World premiere, recorded in the Jubilee Hall, Aldeburgh, 11 June 1960 First ever release.
At first glance, Britten’s discography of his own operas leaves little to be desired. His recorded legacy covers practically his entire output in recordings under his own direction, with his favourite artists, produced to still-legendary standards. And yet, as magnificent as the official recordings are, many do not feature the singers who created important roles; and sometimes even when the interpretations do come from the source the published versions are from a few crucial years downstream. A Midsummer Night’s Dream is no exception. It was composed at breakneck speed for the reopening in 1960 of Aldeburgh’s Jubilee Hall, a tiny theatre by operatic standards, seating just over 300. It would soon move to the rather more capacious Covent Garden (and for that matter within the following year to Hamburg, Zurich, Berlin, Pforzheim, Milan, Vancouver, Gothenburg, Edinburgh, Schwetzingen and Tokyo) – finally reaching a commercial recording in 1966 under very different circumstances from those in which it was created. Perhaps the greatest single asset of the 1960 recording, though, is the chance to hear Alfred Deller’s very earliest performance as Oberon.
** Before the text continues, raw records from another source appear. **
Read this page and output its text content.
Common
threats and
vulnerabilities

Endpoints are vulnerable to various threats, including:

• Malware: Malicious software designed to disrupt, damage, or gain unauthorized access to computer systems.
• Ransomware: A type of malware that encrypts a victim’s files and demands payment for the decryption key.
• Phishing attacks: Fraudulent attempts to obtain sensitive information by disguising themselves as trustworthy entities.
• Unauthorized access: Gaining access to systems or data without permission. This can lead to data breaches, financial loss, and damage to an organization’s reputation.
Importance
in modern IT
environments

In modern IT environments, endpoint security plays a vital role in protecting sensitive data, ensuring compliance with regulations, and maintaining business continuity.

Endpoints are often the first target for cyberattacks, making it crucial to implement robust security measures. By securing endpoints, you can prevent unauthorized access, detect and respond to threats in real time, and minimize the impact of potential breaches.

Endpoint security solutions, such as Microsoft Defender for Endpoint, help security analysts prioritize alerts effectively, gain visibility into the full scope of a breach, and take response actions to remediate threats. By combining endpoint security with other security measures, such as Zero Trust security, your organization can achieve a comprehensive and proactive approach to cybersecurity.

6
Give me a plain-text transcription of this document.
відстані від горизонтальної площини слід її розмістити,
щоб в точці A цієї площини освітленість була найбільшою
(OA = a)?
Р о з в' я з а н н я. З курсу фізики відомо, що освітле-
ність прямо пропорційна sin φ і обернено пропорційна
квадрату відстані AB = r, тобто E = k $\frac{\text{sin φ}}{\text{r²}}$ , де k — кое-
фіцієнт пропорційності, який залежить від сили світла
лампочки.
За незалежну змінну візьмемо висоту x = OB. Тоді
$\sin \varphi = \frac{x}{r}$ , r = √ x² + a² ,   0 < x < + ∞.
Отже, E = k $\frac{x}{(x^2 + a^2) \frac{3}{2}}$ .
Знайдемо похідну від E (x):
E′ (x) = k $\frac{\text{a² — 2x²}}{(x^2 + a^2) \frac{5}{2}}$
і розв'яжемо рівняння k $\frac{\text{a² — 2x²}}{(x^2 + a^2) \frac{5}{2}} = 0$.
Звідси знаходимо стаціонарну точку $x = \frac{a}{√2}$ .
Deller’s inclusion in the cast was one of Britten’s most original inspirations: nowadays counter-tenor roles are an essential part of the operatic palette in old and new music alike and gifted singers to sing them are plentiful, but just a few decades ago a counter-tenor was an exotic beast indeed. Sir Michael Tippett wrote of first hearing Deller’s voice: ‘In that moment the centuries rolled back’. For us, half a century and more already rolls back when we hear Deller in A Midsummer Night’s Dream: Deller’s voice is ironically now a historical phenomenon in itself.
Britten’s own interpretation of the opera would broaden over the years. Here the ink on the score is barely dry and some passages are unforgettably urgent: Oberon and Tytania’s opening duet has a compelling sweep, and the Act II quarrel of the lovers has an extra tinge of danger. The glorious choruses which end the second and third acts would certainly be given more time in later performances, but not always either to their benefit or to the advantage of the whole: ‘On the ground, sleep sound’ is all the more poignant if it, as here, never becomes static, and Puck’s epilogue can sound a little tacked-on if ‘Now until the break of day’ is allowed to wallow. Fortunately, there is no need to choose. We are all the richer for having two such distinct approaches to the opera in its early history at our disposal and since they both come direct from the composer himself, perhaps the not always helpful concept of a ‘definitive recording’ can usefully be called into question.